'90s FAMILY : Retirement, Like Marriage, Is Only What You Make of It

TIMES STAFF WRITER

What makes for success in marriage after retirement?

It's more than money and health, according to Tarzana counselor Betty Polston, who recently surveyed 25 retired couples in Southern California.

Polston was curious for a few reasons. One is that retirement is going to affect many more people. As the 70 million baby boomers slouch toward the senior years, it is estimated that 25% of the entire population will be 55 or older by the year 2010 and increasing numbers are opting for early retirement.

While many couples know they should make financial plans, most are clueless about how to handle around-the-clock togetherness--a state that commonly lasts 30 years or more. Polston had counseled groups of women at their wits' ends due to unhappily retired husbands.

Her second reason for curiosity was that the problem hit home five years ago. Polston, now 58, had been married for 30 years to a hard-working corporate lawyer she affectionately calls "Bernie the attorney" when he suddenly retired from the job that was basically his life. Knowing what retirement can do to men--and now increasingly women--whose identities are rooted in work, she was worried.

After a brief honeymoon period of lunches and day trips, Bernie began some work projects, scattering papers around her space and insisting she help him.

Giving advice to others is one thing, but when the problem is yours, the therapist said, "it takes on a whole new meaning."

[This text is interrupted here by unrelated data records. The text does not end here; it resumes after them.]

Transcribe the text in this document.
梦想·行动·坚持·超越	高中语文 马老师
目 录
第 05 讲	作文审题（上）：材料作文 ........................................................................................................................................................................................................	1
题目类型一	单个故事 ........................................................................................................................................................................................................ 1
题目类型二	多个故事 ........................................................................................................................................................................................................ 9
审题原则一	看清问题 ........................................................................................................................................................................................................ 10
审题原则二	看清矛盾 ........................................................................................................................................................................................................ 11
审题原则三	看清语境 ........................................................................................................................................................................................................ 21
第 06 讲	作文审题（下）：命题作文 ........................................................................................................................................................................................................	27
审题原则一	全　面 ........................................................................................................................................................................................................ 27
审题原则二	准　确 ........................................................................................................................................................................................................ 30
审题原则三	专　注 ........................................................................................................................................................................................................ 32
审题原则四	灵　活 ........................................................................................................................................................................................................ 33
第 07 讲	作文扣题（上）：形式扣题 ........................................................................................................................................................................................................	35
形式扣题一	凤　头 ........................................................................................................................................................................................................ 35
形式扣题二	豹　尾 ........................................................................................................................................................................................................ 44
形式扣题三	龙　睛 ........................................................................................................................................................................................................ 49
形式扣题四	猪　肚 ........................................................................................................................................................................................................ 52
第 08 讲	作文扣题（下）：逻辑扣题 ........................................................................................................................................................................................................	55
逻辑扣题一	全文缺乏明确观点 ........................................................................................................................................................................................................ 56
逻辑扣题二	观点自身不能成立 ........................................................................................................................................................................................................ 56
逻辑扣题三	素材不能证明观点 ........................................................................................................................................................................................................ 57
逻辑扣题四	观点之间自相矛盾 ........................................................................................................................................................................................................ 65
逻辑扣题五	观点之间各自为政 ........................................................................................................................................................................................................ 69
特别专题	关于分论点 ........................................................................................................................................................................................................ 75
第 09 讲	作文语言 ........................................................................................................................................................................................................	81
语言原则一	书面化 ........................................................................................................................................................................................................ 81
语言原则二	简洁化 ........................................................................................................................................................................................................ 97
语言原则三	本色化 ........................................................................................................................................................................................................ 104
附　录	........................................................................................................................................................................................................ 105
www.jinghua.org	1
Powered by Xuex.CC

Polston decided to launch a qualitative study of happy retirement couples as part of a doctorate project at Pacific Western University in West Los Angeles. Through corporations, churches and organizations in Southern California, she found 25 self-described happy couples of varied ethnic backgrounds, aged 56 to 82, who were like herself and her husband: middle to upper-middle income and married 30 years or more. The husbands had been retired for three to 15 years; the wives continued to work part time or not at all. If they turned out not to be happy, they were dropped from the study.

Most of all, Polston found, the couples were acutely aware of time running out, which tended to soften the edges of anger or disappointment and often made them more flexible and generous. A few had rocky marriages before retirement. "If they had a commitment to the marriage going in, then the time hung over them and caused them to either be more respectful to each other, to take a second look, to respect and be more tolerant of the other partner," she said.

Contrary to popular belief, she said, not all were emotionally close to their children for various reasons. "In some cases, they pulled inward and focused more on each other. A lot awoke to unrealized parts of each other they really loved."

Many people were not well, but 80% reported to be in excellent health, a fact Polston chalked up to attitude and perception.

One couple had a troubled marriage until both became ill. "They totally reinvented their marriage. They took out all the love letters from when they met as teen-agers, sat down at the kitchen table every morning and spent hours reading these letters. They realized time was of the essence."

As a result, Polston formulated 20 practical strategies for couples facing retirement; they include: sharing household tasks; showing respect and caring--or at least acting as if one respects and cares for the other person; increasing community involvement; expanding friendships; giving each other emotional and physical space; conducting periodic "marriage reviews," and maintaining a sense of humor.

She also urges women to take an active role in assisting their husbands through the retirement transition. Like it or not, she said, research shows that the emotional trajectory of a couple's adjustment to retirement depends on the husband's morale. She said that women are more used to playing various roles and that after retirement, men become more dependent on the marriage, often expecting it to fill the void left by leaving work.

As for her own marriage, Polston said she and her husband actually drew up a contract for the work she would perform for him. In return for doing the work with a positive attitude, he was to thank her. She also encouraged him to join a men's discussion group and other organizations.

Then last month, her husband was struck with a life-threatening brain tumor. The surgery was successful, but left her shocked, frightened, forced into a new role as caretaker and with a deeper appreciation for her husband.

Since then, they--like the couples in their study--have been talking about their early years, about their life together and their future. One discussion lasted three hours.

Bernie called the surgery a "wake-up call." Last weekend, he said he cried openly for the first time since his mother died in 1967. He said to his wife, "I love you so much. I don't want to fight with you. Life is too short."

He has resolved to not take any day for granted. "You don't know how many are left," he said. "What are you messing around for?"